Bung Karno sendiri memiliki tiga tongkat komando yang bentuknya sama, satu tongkat yang ia bawa ke luar negeri, satu tongkat untuk berhadapan dengan para Jenderalnya dan satu tongkat waktu ia berpidato. Namun kalau keadaan buru-buru dan harus pergi, yang kerap ia bawa adalah tongkat sewaktu ia berpidato.
Pernah
suatu saat Presiden Kuba, Fidel Castro memegang tongkat Bung Karno dan
bercanda “Apakah tongkat ini sakti seperti tongkat kepala suku Indian?”
Bung Karno tertawa saja, saat itu Castro meminta peci hitam Bung Karno
dan Bung Karno pake pet hijau punya-nya Castro. “Pet ini saya pakai
waktu saya serang Havana dan saya jatuhkan Batista” kata Castro
mengenai Pet hijaunya itu.
Apakah
tongkat Bung Karno itu memiliki kesaktian? seperti Keris Diponegoro
‘Kyai Salak’ atau keris Aryo Penangsang ‘Kyai Setan Kober’ wallahu’alam .
Tapi Bung Karno sakti, itu sudah jelas. Peristiwa paling menggemparkan
bagi publik Indonesia adalah saat Bung Karno ditembak dari jarak
dekat pada sholat Idul Adha. Tembakan itu meleset dan ini yang jadi
heboh, bagaimana bisa penembaknya adalah seorang jago perang terlatih,
kenapa menembak dari hanya jarak 5 meter tidak kena. Di Radio-radio saat
itu saat sidang pengadilan penembak Bung Karno, terungkap saat Bung
Karno membelah dirinya menjadi lima. Penembak bingung ‘mana Bung Karno’
?
Kesaktian Bung Karno sebenarnya adalah ‘kesaktian’ tiban, ‘tiban’ adalah
suatu istilah Jawa bahwa kesaktian itu tidak dipelajari. Waktu lahir
Sukarno bernama Kusno, ia sakit keras kemudian diganti nama Sukarno.

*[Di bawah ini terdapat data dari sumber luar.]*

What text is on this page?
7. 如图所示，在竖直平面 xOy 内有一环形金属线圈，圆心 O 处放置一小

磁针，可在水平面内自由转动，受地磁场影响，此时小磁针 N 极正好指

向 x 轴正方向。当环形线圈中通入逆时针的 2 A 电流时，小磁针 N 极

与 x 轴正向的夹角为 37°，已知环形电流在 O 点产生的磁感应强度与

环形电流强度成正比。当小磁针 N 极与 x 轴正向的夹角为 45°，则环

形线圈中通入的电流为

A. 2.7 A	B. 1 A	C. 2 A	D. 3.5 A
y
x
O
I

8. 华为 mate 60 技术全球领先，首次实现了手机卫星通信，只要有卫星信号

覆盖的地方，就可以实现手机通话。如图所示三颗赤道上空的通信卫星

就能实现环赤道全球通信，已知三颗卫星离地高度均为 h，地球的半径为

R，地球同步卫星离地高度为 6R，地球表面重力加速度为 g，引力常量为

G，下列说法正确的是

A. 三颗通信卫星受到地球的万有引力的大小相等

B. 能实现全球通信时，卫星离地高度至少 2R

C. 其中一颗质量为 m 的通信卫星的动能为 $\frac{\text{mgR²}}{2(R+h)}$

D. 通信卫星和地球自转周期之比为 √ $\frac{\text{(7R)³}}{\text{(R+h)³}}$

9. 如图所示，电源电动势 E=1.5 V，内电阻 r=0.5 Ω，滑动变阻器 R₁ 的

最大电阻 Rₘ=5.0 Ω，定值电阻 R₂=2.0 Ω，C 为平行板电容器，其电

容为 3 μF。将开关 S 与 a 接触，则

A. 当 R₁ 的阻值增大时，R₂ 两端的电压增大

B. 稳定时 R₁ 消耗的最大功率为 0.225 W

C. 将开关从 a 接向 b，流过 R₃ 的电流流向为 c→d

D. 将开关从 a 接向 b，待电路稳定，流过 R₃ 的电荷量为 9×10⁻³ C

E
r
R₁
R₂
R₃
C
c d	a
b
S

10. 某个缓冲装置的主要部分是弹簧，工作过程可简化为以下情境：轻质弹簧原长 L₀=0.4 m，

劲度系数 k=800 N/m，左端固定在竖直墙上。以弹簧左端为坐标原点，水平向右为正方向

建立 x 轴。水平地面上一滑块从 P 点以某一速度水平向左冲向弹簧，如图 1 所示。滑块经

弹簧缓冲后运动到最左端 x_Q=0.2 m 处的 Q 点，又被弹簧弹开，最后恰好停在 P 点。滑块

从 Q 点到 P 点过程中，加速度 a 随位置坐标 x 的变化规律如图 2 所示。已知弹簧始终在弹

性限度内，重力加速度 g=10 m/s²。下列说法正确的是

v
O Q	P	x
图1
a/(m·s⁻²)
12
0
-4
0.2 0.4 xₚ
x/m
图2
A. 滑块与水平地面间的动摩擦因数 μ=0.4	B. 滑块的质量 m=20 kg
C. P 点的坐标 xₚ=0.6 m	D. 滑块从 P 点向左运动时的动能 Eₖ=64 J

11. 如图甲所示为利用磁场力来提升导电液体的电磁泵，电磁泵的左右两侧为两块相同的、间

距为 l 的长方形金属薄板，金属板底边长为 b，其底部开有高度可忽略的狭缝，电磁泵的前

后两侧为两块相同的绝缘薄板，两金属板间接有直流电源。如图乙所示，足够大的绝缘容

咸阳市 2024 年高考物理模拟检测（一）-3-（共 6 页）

Setelah sehat, datanglah kakek Sukarno, Hardjodikromo datang dari
Tulungagung untuk berjumpa dengan Sukarno kecil saat itu, sang Kakek
melihat ada sesuatu yang lain di anak ini. Kakek Sukarno sendiri adalah
seorang sakti, ia bisa menjilati bara api pada sebuah besi yang menyala.
- Rupanya di lidah Sukarno ada kemampuan lebih yaitu mengobati orang,
Sukarno dicoba untuk mengobati bagian yang sakit dengan menjilat-.
Kakek
Sukarno, tau bahwa ini kesaktian, tapi harus diubah asal cucunya
jangan hanya jadi dukun, tapi jadi seorang yang amat berguna untuk
bangsanya. Hardjodikromo adalah seorang pelarian dari Jawa Tengah yang
menolak sistem tanam paksa Cultuurstelsel Van Den Bosch, ia ke
Tulungagung dan memulai usaha sebagai saudagar batik. Leluhur Bung
Karno dari pihak Bapaknya adalah Perwira Perang Diponegoro untuk wilayah
Solo. Nama leluhur Bung Karno itu Raden Mangundiwiryo yang berperang
melawan Belanda, Mangundiwiryo ini adalah orang kepercayaan Raden Mas
Prawirodigdoyo salah seorang Panglima Diponegoro yang membangun
benteng-benteng perlawanan antara Boyolali sampai Merbabu. Setelah
selesainya Perang Diponegoro, Raden Mangundiwiryo diburu oleh intel
Belanda dan ia menyamar jadi rakyat biasa di sekitar Purwodadi, mungkin
akar inilah yang membuat ikatan batin antara Jawa Tengah dan Bung Karno.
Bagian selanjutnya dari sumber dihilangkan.